Today Cara is a professionally trained chef and a graduate of The Culinary Institute of America. She's always testing out and improving her recipes. Yesterday on Facebook she sent me photos of some homemade ravioli she prepared for a regular Tuesday night dinner.
She stuffed it with mushrooms, onions, kale, brie and goat cheese. Definitely not my cup ‘o tea, but being at Culinary, she’s developed fancier and finickier taste buds than me.
My point is this. Ca knows that she can make and eat ravioli anytime she wants. At her age I didn't get that message.
At 20, I thought of ravioli as the holy grail, so I never gave myself permission to prepare it, but that didn't mean that I never ate it.
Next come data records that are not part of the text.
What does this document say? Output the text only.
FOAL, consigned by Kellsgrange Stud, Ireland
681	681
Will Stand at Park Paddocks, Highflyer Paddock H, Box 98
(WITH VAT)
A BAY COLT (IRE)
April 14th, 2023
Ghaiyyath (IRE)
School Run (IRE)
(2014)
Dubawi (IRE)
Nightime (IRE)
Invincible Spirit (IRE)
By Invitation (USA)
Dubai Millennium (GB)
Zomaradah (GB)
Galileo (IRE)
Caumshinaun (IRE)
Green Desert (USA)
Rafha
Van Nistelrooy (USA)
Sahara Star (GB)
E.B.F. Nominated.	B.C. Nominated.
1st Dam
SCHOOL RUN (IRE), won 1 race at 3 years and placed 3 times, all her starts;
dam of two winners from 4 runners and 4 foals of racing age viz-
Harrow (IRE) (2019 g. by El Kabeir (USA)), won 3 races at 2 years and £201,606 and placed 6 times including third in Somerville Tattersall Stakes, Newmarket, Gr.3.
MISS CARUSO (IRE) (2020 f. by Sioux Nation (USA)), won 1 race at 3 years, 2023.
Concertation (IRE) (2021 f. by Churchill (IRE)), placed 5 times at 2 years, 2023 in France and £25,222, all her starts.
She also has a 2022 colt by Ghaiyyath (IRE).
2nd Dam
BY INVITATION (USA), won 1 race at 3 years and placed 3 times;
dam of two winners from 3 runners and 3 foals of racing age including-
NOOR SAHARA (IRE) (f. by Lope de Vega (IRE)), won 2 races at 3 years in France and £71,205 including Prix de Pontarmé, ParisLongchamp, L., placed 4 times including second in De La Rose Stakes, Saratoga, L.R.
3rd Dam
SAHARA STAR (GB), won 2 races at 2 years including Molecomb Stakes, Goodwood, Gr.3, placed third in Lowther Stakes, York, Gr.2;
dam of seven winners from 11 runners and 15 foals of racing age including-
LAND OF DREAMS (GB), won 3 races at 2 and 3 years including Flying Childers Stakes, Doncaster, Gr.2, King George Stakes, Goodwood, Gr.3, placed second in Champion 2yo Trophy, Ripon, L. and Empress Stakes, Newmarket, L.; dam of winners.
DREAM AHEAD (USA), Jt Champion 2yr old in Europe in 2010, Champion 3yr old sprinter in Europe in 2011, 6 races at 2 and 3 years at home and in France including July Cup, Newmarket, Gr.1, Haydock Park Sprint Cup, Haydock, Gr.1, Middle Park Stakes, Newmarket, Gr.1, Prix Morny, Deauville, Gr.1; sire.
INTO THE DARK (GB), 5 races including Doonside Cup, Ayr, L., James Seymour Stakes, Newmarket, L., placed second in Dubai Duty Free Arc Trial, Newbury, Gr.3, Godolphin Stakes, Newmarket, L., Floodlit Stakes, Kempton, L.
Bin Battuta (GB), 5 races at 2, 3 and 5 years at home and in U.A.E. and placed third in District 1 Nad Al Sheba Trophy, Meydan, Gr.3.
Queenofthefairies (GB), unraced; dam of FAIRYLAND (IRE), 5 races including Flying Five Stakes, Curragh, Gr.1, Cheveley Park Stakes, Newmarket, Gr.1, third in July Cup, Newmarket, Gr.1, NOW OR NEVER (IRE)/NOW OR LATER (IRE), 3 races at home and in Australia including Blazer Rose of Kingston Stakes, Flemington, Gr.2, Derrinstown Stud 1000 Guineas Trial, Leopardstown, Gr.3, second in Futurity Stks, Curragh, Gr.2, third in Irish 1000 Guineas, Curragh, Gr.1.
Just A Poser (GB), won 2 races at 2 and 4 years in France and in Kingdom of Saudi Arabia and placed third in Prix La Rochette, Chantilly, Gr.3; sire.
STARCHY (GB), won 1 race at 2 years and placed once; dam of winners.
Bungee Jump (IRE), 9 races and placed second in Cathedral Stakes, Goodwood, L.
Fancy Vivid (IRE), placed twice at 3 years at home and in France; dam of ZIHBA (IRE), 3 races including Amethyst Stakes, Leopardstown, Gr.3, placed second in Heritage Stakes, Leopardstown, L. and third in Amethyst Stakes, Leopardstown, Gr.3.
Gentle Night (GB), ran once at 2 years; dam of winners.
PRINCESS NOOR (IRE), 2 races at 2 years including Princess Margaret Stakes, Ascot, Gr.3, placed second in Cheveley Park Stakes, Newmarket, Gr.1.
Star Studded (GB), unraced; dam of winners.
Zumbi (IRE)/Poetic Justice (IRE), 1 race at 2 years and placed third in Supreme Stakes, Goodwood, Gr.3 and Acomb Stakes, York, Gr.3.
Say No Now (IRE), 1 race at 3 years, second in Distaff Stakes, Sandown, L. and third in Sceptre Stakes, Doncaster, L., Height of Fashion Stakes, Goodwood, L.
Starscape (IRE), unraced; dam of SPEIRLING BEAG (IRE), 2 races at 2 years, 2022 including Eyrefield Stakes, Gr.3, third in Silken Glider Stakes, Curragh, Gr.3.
Instead of investing the hours of time and energy to shop, prepare and clean up the meal, I would buy 2 cans of Chef Boyardee cheese ravioli and eat them straight out of the can, probably standing at the sink, looking around to see if anyone is around the corner watching me. It was desperate acts like that and grabbing steak fat out of the garbage can that taught me to think of myself as an animal around food. It's been decades since those years, but they have made an imprint on my soul. Thankfully I know longer think of myself in those disparaging ways, but my guess is that if I never gave up dieting, I would still see myself as a bottomless garbage can. What are your thoughts about your relationship to food and how you eat? Can you relate to mine?